The following day, the Maccaferris were swamped with phone calls from people wanting Islander Ukes, so many that in exasperation Mario refused to allow the phone to be answered any more.

9 million ukes

Maccaferri uke production had begun in 1949 and by the end of the run in 1969 tallied more than 9 million plastic ukulele sales.

Awhile later, Mario got a phone call from Arthur Godfrey himself requesting a couple dozen plastic ukes for a party he was throwing at Miami’s Kennilworth Hotel. Godfrey wished each guest to have a plastic uke. Maccaferri got on a plane and flew the ukes down personally. This was the first time he and Godfrey actually met

Dow Styron

There are a number of fascinating aspects to these little gizmos. For one thing, they represent early experiments in complex injection molding and use of Dow Chemical Company’s new miracle plastic, Styron. Styron was both sturdy and resilient. It could be molded in almost any shape desired, and was capable of being endlessly colored. Maccaferri applied for and eventually received at least six patents on the manufacture of these instruments which by 1954 gave him complete patent protection for plastic ukes. As you might expect, such a successful product was quickly imitated by companies such as Eminee, but once Maccaferri held the patents, all other plastic ukes were supposed to be licensed.

For another thing, Maccaferri’s plastic ukes sounded and played pretty darned good for a $5.95 instrument. Curiously enough, the molding process allowed intonation to be consistently correct. The ukes’ top was an ivory color, while the body could be colored, including with a more or less woodgrain effect.

The Islander line

By November of 1951 the Maccaferri Islander uke line included three instruments, “For Happy Moments!” the original Islander, “the UKE Arthur Godfrey made famous,” at $5.95, the Islander Deluxe at $7.95, and the Sparkle Plenty Islander Ukette at $2.98. The Islander was a standard uke which came packaged with a book by Jack O’Brian, Godfrey the Great: The Life Story of Arthur Godfrey, an instruction and song book by May Singhi Breen, an all-weather polythene bag, felt pick and key adjuster. Islander Deluxe had a slightly larger body, a fingerboard that extended an extra three frets on the treble side, “metalized frets,” and special patented tuning pegs. It, too, came with the books. The Ukette was a small-scale (!) uke for small children and came with an instruction book with songs for children. The Sparkle Plenty moniker, by the way, was another curious example of marketing pizazz. Sparkle Plenty was a comic strip character whose name was licensed from the Chicago Tribune.
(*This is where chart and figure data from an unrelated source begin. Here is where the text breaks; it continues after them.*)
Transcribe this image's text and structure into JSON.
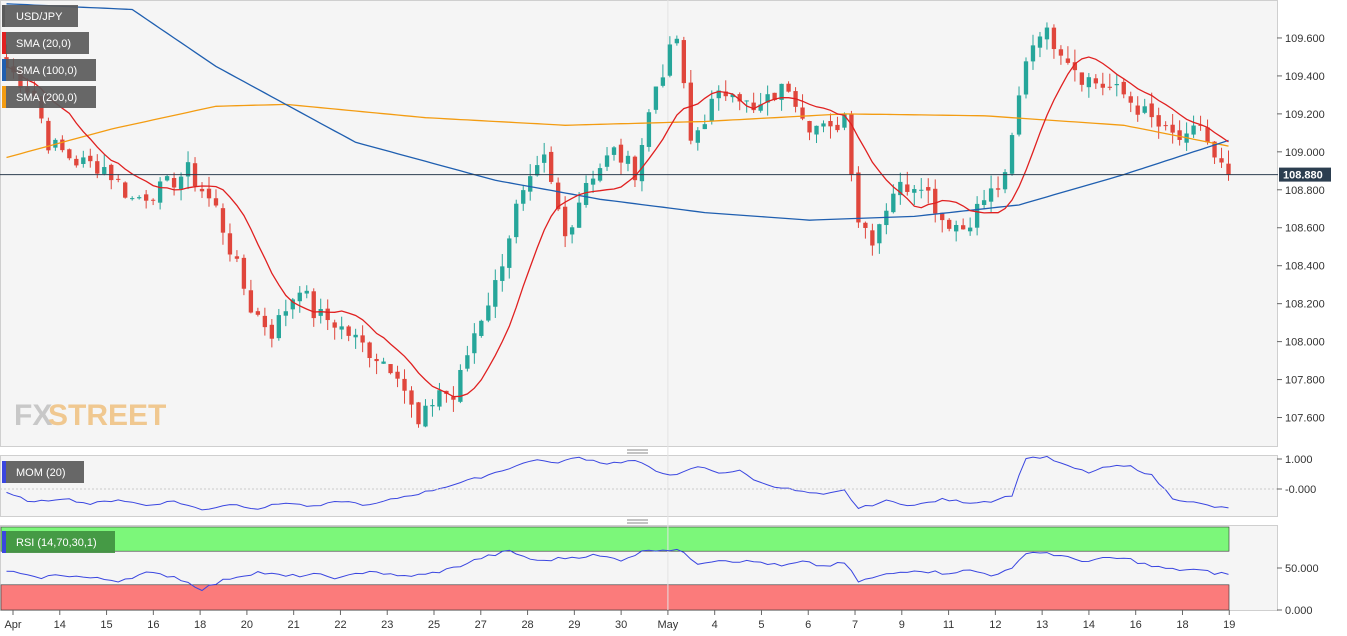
{
  "chart_data": {
    "type": "candlestick",
    "symbol": "USD/JPY",
    "watermark": "FXSTREET",
    "last_price": "108.880",
    "legend": [
      {
        "label": "USD/JPY",
        "color": "#5a5a5a"
      },
      {
        "label": "SMA (20,0)",
        "color": "#e02020"
      },
      {
        "label": "SMA (100,0)",
        "color": "#1f5fb0"
      },
      {
        "label": "SMA (200,0)",
        "color": "#f39c12"
      }
    ],
    "x_ticks": [
      "Apr",
      "14",
      "15",
      "16",
      "18",
      "20",
      "21",
      "22",
      "23",
      "25",
      "27",
      "28",
      "29",
      "30",
      "May",
      "4",
      "5",
      "6",
      "7",
      "9",
      "11",
      "12",
      "13",
      "14",
      "16",
      "18",
      "19"
    ],
    "price_axis": {
      "ylim": [
        107.45,
        109.8
      ],
      "ticks": [
        "109.600",
        "109.400",
        "109.200",
        "109.000",
        "108.800",
        "108.600",
        "108.400",
        "108.200",
        "108.000",
        "107.800",
        "107.600"
      ]
    },
    "colors": {
      "up": "#26a69a",
      "down": "#e0463c",
      "sma20": "#e02020",
      "sma100": "#1f5fb0",
      "sma200": "#f39c12",
      "price_line": "#2c3e50",
      "momentum": "#3a46e0",
      "rsi_line": "#3a46e0",
      "rsi_overbought": "#7cf77a",
      "rsi_oversold": "#fb7b7b"
    },
    "price_series_keypoints": [
      [
        0,
        109.45
      ],
      [
        4,
        109.3
      ],
      [
        6,
        109.05
      ],
      [
        10,
        108.95
      ],
      [
        14,
        108.92
      ],
      [
        18,
        108.75
      ],
      [
        22,
        108.8
      ],
      [
        26,
        108.9
      ],
      [
        30,
        108.7
      ],
      [
        35,
        108.18
      ],
      [
        38,
        108.05
      ],
      [
        42,
        108.3
      ],
      [
        44,
        108.15
      ],
      [
        47,
        108.1
      ],
      [
        52,
        107.95
      ],
      [
        56,
        107.85
      ],
      [
        59,
        107.55
      ],
      [
        62,
        107.75
      ],
      [
        64,
        107.7
      ],
      [
        67,
        108.05
      ],
      [
        70,
        108.3
      ],
      [
        73,
        108.7
      ],
      [
        77,
        108.95
      ],
      [
        80,
        108.55
      ],
      [
        83,
        108.85
      ],
      [
        87,
        109.0
      ],
      [
        90,
        108.9
      ],
      [
        93,
        109.35
      ],
      [
        96,
        109.6
      ],
      [
        98,
        109.05
      ],
      [
        101,
        109.25
      ],
      [
        104,
        109.35
      ],
      [
        107,
        109.2
      ],
      [
        110,
        109.3
      ],
      [
        112,
        109.35
      ],
      [
        115,
        109.15
      ],
      [
        118,
        109.1
      ],
      [
        120,
        109.2
      ],
      [
        122,
        108.65
      ],
      [
        124,
        108.55
      ],
      [
        127,
        108.8
      ],
      [
        131,
        108.85
      ],
      [
        134,
        108.65
      ],
      [
        137,
        108.6
      ],
      [
        140,
        108.75
      ],
      [
        143,
        108.85
      ],
      [
        146,
        109.5
      ],
      [
        148,
        109.65
      ],
      [
        151,
        109.55
      ],
      [
        154,
        109.4
      ],
      [
        157,
        109.35
      ],
      [
        160,
        109.3
      ],
      [
        163,
        109.2
      ],
      [
        166,
        109.1
      ],
      [
        169,
        109.05
      ],
      [
        171,
        109.15
      ],
      [
        173,
        108.95
      ],
      [
        175,
        108.88
      ]
    ],
    "momentum": {
      "label": "MOM (20)",
      "ticks": [
        "1.000",
        "-0.000"
      ],
      "ylim": [
        -0.9,
        1.1
      ],
      "keypoints": [
        [
          0,
          -0.15
        ],
        [
          4,
          -0.45
        ],
        [
          8,
          -0.3
        ],
        [
          12,
          -0.5
        ],
        [
          16,
          -0.35
        ],
        [
          20,
          -0.55
        ],
        [
          24,
          -0.4
        ],
        [
          28,
          -0.7
        ],
        [
          32,
          -0.5
        ],
        [
          36,
          -0.65
        ],
        [
          40,
          -0.45
        ],
        [
          44,
          -0.6
        ],
        [
          48,
          -0.4
        ],
        [
          52,
          -0.55
        ],
        [
          56,
          -0.3
        ],
        [
          60,
          -0.1
        ],
        [
          64,
          0.15
        ],
        [
          68,
          0.4
        ],
        [
          72,
          0.7
        ],
        [
          76,
          1.0
        ],
        [
          78,
          0.85
        ],
        [
          82,
          1.05
        ],
        [
          86,
          0.85
        ],
        [
          90,
          0.95
        ],
        [
          93,
          0.6
        ],
        [
          96,
          0.45
        ],
        [
          99,
          0.75
        ],
        [
          102,
          0.55
        ],
        [
          105,
          0.6
        ],
        [
          108,
          0.2
        ],
        [
          111,
          0.05
        ],
        [
          114,
          -0.1
        ],
        [
          117,
          -0.2
        ],
        [
          120,
          -0.05
        ],
        [
          122,
          -0.65
        ],
        [
          126,
          -0.4
        ],
        [
          130,
          -0.55
        ],
        [
          134,
          -0.35
        ],
        [
          138,
          -0.45
        ],
        [
          141,
          -0.4
        ],
        [
          144,
          -0.2
        ],
        [
          146,
          1.05
        ],
        [
          149,
          1.05
        ],
        [
          152,
          0.75
        ],
        [
          155,
          0.55
        ],
        [
          158,
          0.75
        ],
        [
          161,
          0.75
        ],
        [
          164,
          0.45
        ],
        [
          167,
          -0.3
        ],
        [
          170,
          -0.45
        ],
        [
          173,
          -0.6
        ],
        [
          175,
          -0.65
        ]
      ]
    },
    "rsi": {
      "label": "RSI (14,70,30,1)",
      "ticks": [
        "50.000",
        "0.000"
      ],
      "ylim": [
        0,
        100
      ],
      "overbought": 70,
      "oversold": 30,
      "keypoints": [
        [
          0,
          47
        ],
        [
          4,
          38
        ],
        [
          8,
          42
        ],
        [
          12,
          38
        ],
        [
          16,
          35
        ],
        [
          20,
          44
        ],
        [
          24,
          40
        ],
        [
          28,
          25
        ],
        [
          32,
          38
        ],
        [
          36,
          45
        ],
        [
          40,
          40
        ],
        [
          44,
          42
        ],
        [
          48,
          38
        ],
        [
          52,
          47
        ],
        [
          56,
          40
        ],
        [
          60,
          42
        ],
        [
          64,
          50
        ],
        [
          68,
          62
        ],
        [
          72,
          70
        ],
        [
          76,
          58
        ],
        [
          80,
          62
        ],
        [
          84,
          65
        ],
        [
          88,
          60
        ],
        [
          92,
          72
        ],
        [
          96,
          72
        ],
        [
          99,
          56
        ],
        [
          102,
          60
        ],
        [
          105,
          58
        ],
        [
          108,
          57
        ],
        [
          111,
          52
        ],
        [
          114,
          57
        ],
        [
          117,
          52
        ],
        [
          120,
          56
        ],
        [
          122,
          34
        ],
        [
          126,
          42
        ],
        [
          130,
          48
        ],
        [
          134,
          44
        ],
        [
          138,
          47
        ],
        [
          141,
          42
        ],
        [
          144,
          48
        ],
        [
          146,
          69
        ],
        [
          149,
          68
        ],
        [
          152,
          62
        ],
        [
          155,
          58
        ],
        [
          158,
          62
        ],
        [
          161,
          60
        ],
        [
          164,
          52
        ],
        [
          167,
          48
        ],
        [
          170,
          48
        ],
        [
          173,
          44
        ],
        [
          175,
          43
        ]
      ]
    }
  }
}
In addition to the three ukes, there was also the Islander Visual Chordmaster that could be had for a buck. This was an attachment secured to the fingerboard by rubber bands which featured little buttons with chord names. Press a button and the strings were automatically stopped down, turning the uke into sort of an autoharp.

By April of 1952, improvements in production efficiency (and no doubt competition from knock-offs), allowed Maccaferri to slash the price of the Islander from $5.95 to $3.95, without cutting dealer margins. As reported in The Music Trades, “all Islander Ukuleles are still hand finished by master craftsmen.”

Godfrey and the lawyers

One final word about the Arthur Godfrey connection. The Islander Deluxe was originally intended to be the Arthur Godfrey model. However, just before the idea was to be presented to Godfrey, on the air Arthur trashed a uke being sold by a big retail chain. He was eventually sued by the retailer and lost over the incident. The Maccaferris’ lawyer recommended that the potential liability from Godfrey’s freewheeling opinions was too great a risk to take, and the uke became simply the Islander Deluxe.

Over the years Maccaferri desired to repay Godfrey for the incredible boost to business the entertainer’s endorsement inspired, but he refused to take any recompense. Once Mario even rolled up a bunch of $100 bills and put them into an expensive cigarette case and sent them to Arthur, but Godfrey sent the gift back.